Jurgen Klopp’s side approached 2021 at the summit of the top-flight and fancying their chances of completing a successful title defence, but they are now four points off the Blues in seventh place following a 1-0 defeat at Anfield.
Chelsea, who are now unbeaten in ten games under Thomas Tuchel, had Mason Mount to thank for the victory after the England international continued his fine season with a superb strike that ultimately settled the affair.
The Blues’ last win at Anfield in 2014 effectively did for the title hopes of Brendan Rodgers’ side. This one was a blow to Liverpool’s chances of a top-four finish.
The hosts failed to register a shot on target until the 85th minute and Georginio Wijnaldum’s weak header was never going to test Edouard Mendy.
They have taken one point from the last 21 on offer at home since Christmas and scored just two goals, one of which was a penalty.
None of their established front three of Mohamed Salah, Sadio Mane or Roberto Firmino managed the feat but the sight of Salah, the Premier League’s leading scorer, being substituted just past the hour looked baffling.
The Egypt international thought so as he sat shaking his head having been replaced by Alex Oxlade-Chamberlain.
Chelsea, by contrast, looked full of threat with Timo Werner – a player Liverpool were interested in but decided they could not afford last summer – a constant problem for the hosts.
Despite one goal in his previous 17 Premier League outings he caused problems with his movement, drifting out to the left, then popping in the middle to give Fabinho a real headache on his return to the side.
The Brazil midfielder, replacing Nat Phillips after he became the latest centre-back to pick up an injury, was partnering Ozan Kabak in Liverpool’s 15th different central defensive starting partnership in 27 league matches.
Faced with a statistic like that is is perhaps understandable why there was a lack of cohesion at the back and Werner should really have profited.
He fired one early shot over and then failed to lift his effort over Alisson Becker, back in goal after the death of his father in Brazil last week.

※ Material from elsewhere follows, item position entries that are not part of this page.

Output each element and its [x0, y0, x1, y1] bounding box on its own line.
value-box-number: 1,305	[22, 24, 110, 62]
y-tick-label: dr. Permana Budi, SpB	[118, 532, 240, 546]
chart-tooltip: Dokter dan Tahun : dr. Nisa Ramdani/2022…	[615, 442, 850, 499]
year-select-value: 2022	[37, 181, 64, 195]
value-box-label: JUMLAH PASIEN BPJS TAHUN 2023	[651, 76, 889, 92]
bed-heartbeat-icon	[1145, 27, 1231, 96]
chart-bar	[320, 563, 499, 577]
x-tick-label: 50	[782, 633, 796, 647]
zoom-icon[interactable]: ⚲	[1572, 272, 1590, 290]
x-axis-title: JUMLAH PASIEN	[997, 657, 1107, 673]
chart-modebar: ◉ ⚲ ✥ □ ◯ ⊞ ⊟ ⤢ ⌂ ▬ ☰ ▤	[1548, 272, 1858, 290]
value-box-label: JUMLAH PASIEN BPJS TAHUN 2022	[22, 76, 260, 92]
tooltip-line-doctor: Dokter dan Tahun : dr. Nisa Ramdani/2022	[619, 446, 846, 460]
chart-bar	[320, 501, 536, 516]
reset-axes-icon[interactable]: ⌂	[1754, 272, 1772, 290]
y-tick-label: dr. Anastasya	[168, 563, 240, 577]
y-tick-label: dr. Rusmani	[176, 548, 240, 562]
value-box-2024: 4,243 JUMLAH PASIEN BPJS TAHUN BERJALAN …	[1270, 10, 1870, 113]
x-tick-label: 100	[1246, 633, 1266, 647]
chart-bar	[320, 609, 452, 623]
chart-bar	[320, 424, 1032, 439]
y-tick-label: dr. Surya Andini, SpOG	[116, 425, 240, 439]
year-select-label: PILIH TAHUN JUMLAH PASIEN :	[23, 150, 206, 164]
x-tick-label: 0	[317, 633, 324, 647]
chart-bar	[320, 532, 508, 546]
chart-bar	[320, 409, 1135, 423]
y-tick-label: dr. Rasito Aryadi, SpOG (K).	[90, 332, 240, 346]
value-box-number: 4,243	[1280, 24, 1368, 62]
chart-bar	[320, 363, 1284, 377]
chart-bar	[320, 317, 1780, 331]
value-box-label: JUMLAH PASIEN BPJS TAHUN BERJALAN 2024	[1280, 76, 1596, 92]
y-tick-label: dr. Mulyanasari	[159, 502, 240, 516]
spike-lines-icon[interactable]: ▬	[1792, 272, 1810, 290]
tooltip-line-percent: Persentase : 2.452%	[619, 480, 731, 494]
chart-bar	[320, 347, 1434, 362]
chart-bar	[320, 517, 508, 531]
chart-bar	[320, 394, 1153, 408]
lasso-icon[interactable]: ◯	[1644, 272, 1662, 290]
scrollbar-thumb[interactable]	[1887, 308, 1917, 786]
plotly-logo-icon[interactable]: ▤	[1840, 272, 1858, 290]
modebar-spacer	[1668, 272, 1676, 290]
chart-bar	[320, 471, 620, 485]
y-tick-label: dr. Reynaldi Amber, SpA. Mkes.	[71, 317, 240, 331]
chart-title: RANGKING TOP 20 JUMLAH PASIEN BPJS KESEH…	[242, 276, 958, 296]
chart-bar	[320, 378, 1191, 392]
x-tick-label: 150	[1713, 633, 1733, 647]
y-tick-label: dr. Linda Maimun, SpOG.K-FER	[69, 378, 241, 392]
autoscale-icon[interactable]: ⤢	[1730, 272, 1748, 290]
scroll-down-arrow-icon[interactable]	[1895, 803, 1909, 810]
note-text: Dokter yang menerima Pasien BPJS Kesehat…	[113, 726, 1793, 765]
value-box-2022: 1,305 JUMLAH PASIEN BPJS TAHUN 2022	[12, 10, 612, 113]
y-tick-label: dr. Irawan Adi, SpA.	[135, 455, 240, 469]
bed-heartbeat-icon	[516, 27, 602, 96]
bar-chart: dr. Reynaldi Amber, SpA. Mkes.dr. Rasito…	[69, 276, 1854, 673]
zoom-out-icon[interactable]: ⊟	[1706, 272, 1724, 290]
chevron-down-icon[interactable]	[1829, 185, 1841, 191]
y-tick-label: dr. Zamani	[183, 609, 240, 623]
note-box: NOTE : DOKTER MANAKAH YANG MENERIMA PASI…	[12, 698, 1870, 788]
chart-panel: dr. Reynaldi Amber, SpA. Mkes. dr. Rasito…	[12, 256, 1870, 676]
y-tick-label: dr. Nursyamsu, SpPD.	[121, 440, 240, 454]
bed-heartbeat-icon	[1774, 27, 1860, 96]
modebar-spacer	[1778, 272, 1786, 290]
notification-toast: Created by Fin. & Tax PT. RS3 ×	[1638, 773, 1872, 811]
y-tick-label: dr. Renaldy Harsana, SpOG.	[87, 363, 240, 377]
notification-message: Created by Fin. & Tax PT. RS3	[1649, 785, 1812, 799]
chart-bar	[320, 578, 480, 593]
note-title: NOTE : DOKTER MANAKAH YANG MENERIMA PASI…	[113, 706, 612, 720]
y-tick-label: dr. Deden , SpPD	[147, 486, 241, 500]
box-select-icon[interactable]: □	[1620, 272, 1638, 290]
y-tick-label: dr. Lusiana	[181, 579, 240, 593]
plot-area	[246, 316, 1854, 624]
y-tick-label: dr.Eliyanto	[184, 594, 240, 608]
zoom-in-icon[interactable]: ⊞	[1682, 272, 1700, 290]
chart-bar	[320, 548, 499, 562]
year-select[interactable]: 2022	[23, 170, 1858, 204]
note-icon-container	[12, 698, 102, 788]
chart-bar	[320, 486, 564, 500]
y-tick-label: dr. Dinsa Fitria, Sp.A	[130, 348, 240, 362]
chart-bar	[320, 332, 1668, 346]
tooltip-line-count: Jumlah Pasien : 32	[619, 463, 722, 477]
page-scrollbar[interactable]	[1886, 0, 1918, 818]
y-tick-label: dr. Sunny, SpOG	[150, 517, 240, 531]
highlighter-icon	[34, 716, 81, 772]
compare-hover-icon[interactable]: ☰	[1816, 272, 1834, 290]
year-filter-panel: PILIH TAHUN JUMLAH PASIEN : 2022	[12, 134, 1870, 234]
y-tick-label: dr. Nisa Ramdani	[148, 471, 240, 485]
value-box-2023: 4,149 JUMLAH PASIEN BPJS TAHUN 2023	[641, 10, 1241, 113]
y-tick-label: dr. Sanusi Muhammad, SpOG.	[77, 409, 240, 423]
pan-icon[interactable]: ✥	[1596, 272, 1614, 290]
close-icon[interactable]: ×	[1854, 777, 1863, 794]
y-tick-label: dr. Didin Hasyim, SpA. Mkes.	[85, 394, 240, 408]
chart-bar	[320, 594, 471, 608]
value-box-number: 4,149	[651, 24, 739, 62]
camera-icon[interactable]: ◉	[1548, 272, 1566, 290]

Even when the Chelsea forward did beat Alisson, who had another rush of blood in charging out to meet Werner only for the ball to be tipped over his wild swing of the leg allowing the Germany international to slot home, VAR ruled the attacker’s arm had been offside 20 yards earlier in the build-up.
Liverpool’s one chance fell to Sadio Mane but Salah’s first-time ball over the top got caught under his feet and missed his shot with only Mendy to beat.
Chelsea were still controlling the game and caught their opponents on the counter-attack when N’Golo Kante quickly swung a loose ball out to the left wing from where Mount cut inside to beat Alisson having been given far too much time to pick his spot.
Tuchel spent the first five minutes of the second half screaming at his players to press harder and play higher up the pitch but Liverpool’s players were equally vocal when Firmino’s cross hit the raised arm of Kante from close range but there was to be no penalty award.
Andy Robertson cleared off the line from Hakim Ziyech after Alisson parried Ben Chilwell’s shot as Chelsea continued to look more dangerous.
Jota’s first touch was a half-chance from a deep cross but he was, understandably, not sharp enough to take it.
Werner, meanwhile, was doing everything but score as Alisson’s leg saved another shot as he bore down on goal.
Chelsea’s organisation, drilled into them by Thomas Tuchel in the short time he has been at the club, served them well as Liverpool ran down blind alleys, aimed hopeful crosses into the box but generally ran out of ideas.